There's a short description in the last half of this letter about the
methods I used to handle CELL, FCELL and DCELL maps.

The program is now entirely in C and uses the gislib functions for all
input and output.  It handles CELL, FCELL and DCELL rasters and I think
it handles nulls correctly.

I completely rewrote all of the larger code segments and the program now
runs about 3 times faster than the original fortran version.  It also
uses less memory and uses only three temp files.

I've added a flag and an option to produce a third output file,
otherwise the command line is identical to the original.  The new output
file is a map of any areas that have not been filled.  The flag "f"
instructs the program to fill single-cell pits but otherwise to just
find the undrained areas and exit. With the "f" flag set the program
writes an elevation map with just single-cell pits filled, a direction
map with unresolved problems and a map of the undrained areas that were
found but not filled.

I included these options because I found while running test cases that
filling DEMs was often not the best way to solve a drainage problem. 
The new options let the user get a partially-fixed elevation map,
identify the remaining problems and fix the problems appropriately.

I used a couple USGS 1-degree DEMS to benchmark the new code against the
old one.  The results are substantially identical except for three
cases:

1) The original code didn't consider the two outer rows and columns
around the edge of the map.  The new code only neglects the outer-most
row and column.  As a result, the two codes gave results that sometimes
differed at the edge of the map. 

2) The new code was able to solve problems that the old code would not
solve.

3) The new code may require several repeated runs (using output from one
run as input to the next run) to completely solve the elevation map.  In
the only case where this happened the old code didn't solve the problem
at all.

As a final test for the new code I used a part of the gtopo30 dem that
covers the southwestern US.  The part I extracted covered New Mexico,
about half of Colorado, large parts of Kansas, Oklahoma and Texas, and
adjoining areas in Mexico.  The modified code found more than 10,000
areas to fill, and got them all filled in 5 runs.  I didn't even try
that problem with the original code.  I doubt seriously that it would
have run it at all.

I took an approach to writing the code to handle CELL, FCELL and DCELL
maps that you might find interesting.  I don't know all of the methods
that others use, so it may not be new.  The file "tinf.c" (for Type
INdependent Functions) contains functions for executing simple
operations.  There are three versions of each function, one for CELL,
one for FCELL and one for DCELL.  The file "tinf.h" contains the
prototypes for those functions, plus the declarations for a number of
function pointers.  The file "tinf.c" also contains a function named
"set_func_pointers" that assigns the correct function to the function
pointer.  The code to read, write or process a raster file is written
using the function pointers, not the original function.

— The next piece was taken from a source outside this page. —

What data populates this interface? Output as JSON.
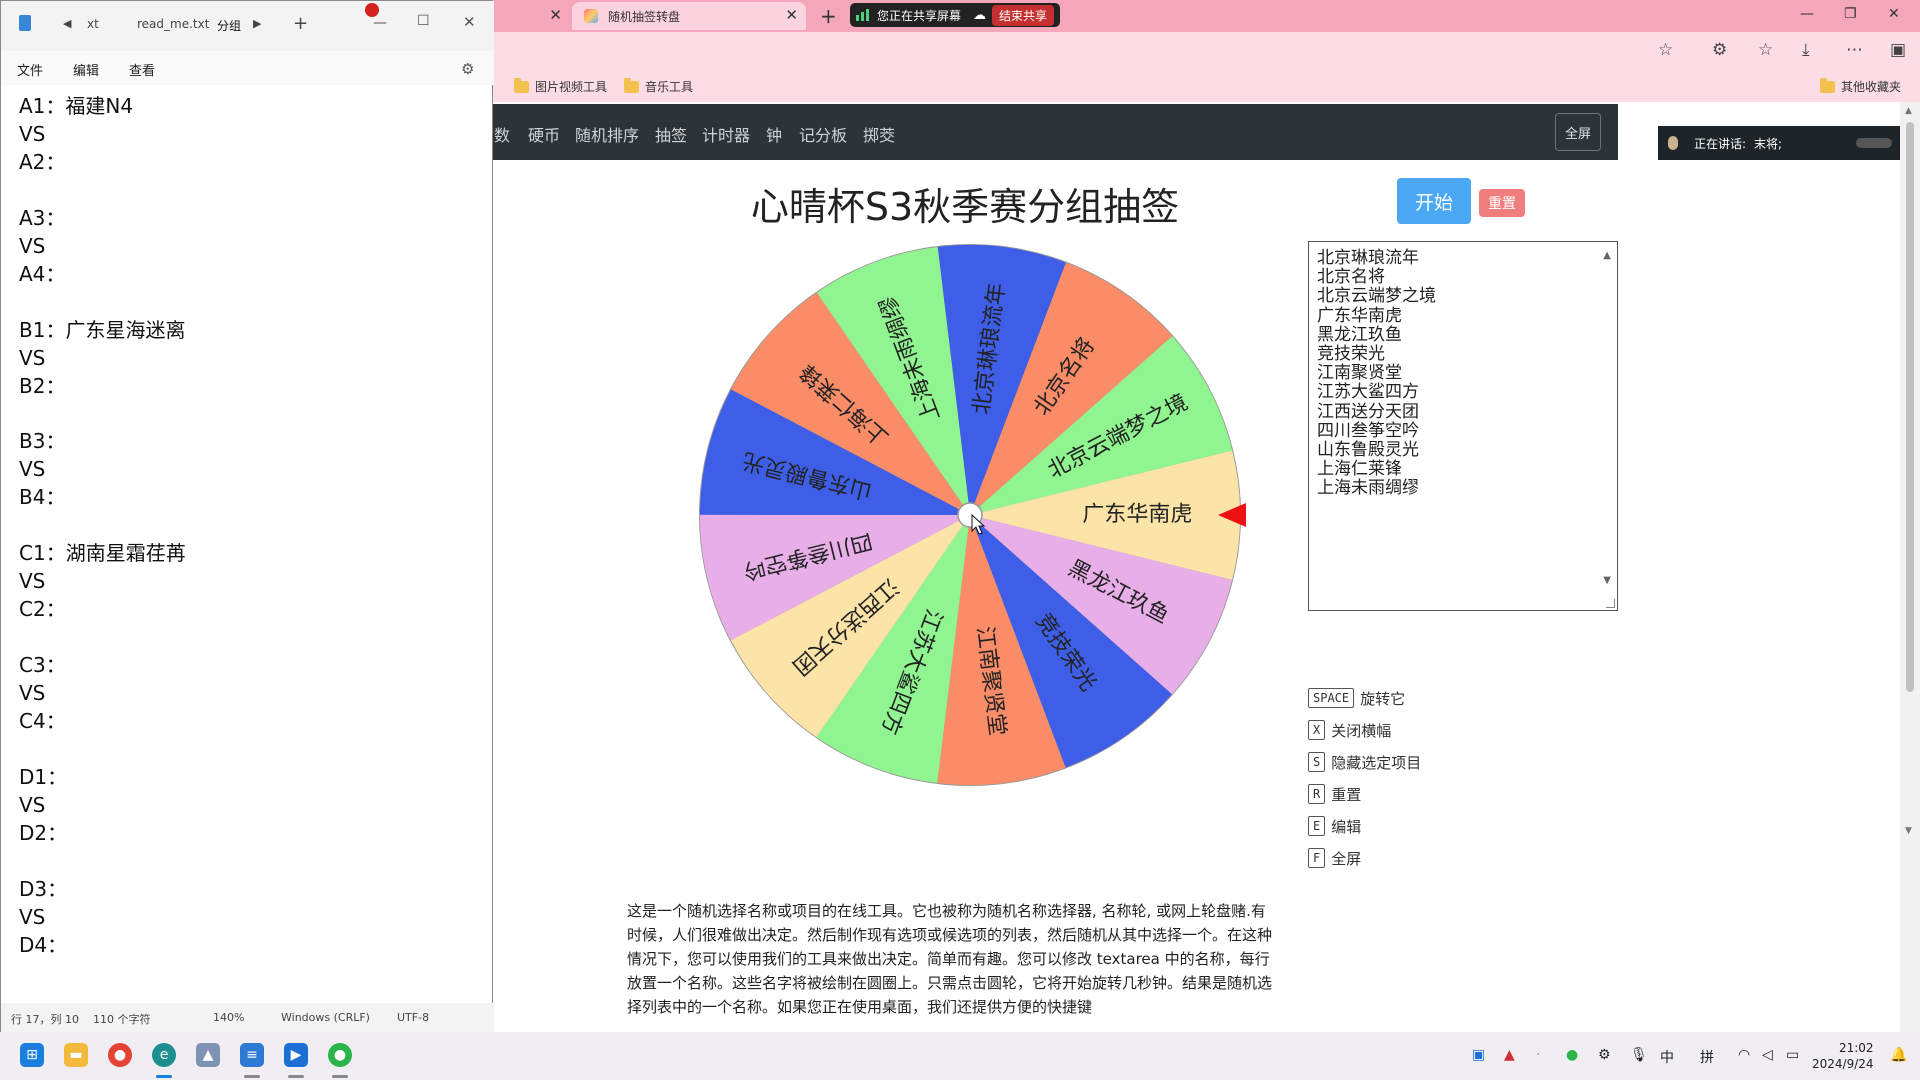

For example, tinf.c contains three functions that calculate the
difference between two values.  These are diff_c (for CELL values)
diff_f (for FCELL values) and diff_d (for DCELL values).  All three
functions have the same prototypes except for their names.  tinf.h
contains the prototypes for those functions, plus the declaration for a
function pointer "diff".  When the program runs it checks to see the
type of the input raster map, then calls set_func_pointers to assign the
correct function to the pointer "diff"; if the input is a CELL map then
"diff" points to diff_c, if it's an FCELL map then "diff" points to
diff_f and if it's a DCELL map then "diff" points to diff_d.  The rest
of the code is written using the function pointer diff, rather than the
actual function.

This method really works out well for i/o.  Look at the simple method
used in main.c to read and write the input and output maps.  Other
operations are also simplified, though the difference isn't as
outstanding.

Instead of:
   if(type==CELL)cellvalue1-=cellvalue2;
   else if(type==FCELL)fcellvalue1-=fcellvalue2;
   else if(type==DCELL)dcellvalue1-=dcellvalue2;


one can write just the single line:
   diff((void *)&value1,(void *)&value2);

This works regardless of the type of value1 and value2, as long as they
are both the same type.

With this method the program only tests once for the type of the input
map, and that's done with a call to set_func_pointers.  The program
never passes the map type to a function and the program doesn't include
duplicate code to account for different map types.  All the
type-dependent coding is already done.

The disadvantage is that most of the parameters passed to the
type-independent functions and most of the values returned by them must
be void pointers, and that leads to some cumbersome expressions.  Also,
it generally isn't possible to use "=" in any expression.  Instead you
have to use "memcpy" or something similar to move values around. 

The tinf.c and tinf.h files contain functions to handle basic raster
i/o, simple math operations, variable initializations, testing for
greater than and less than and a few other things.  A few more general
functions might also be useful, and some applications will require
specialized functions.

This might make it considerably easier to write programs that have to
read, handle and write maps of variable types.


Roger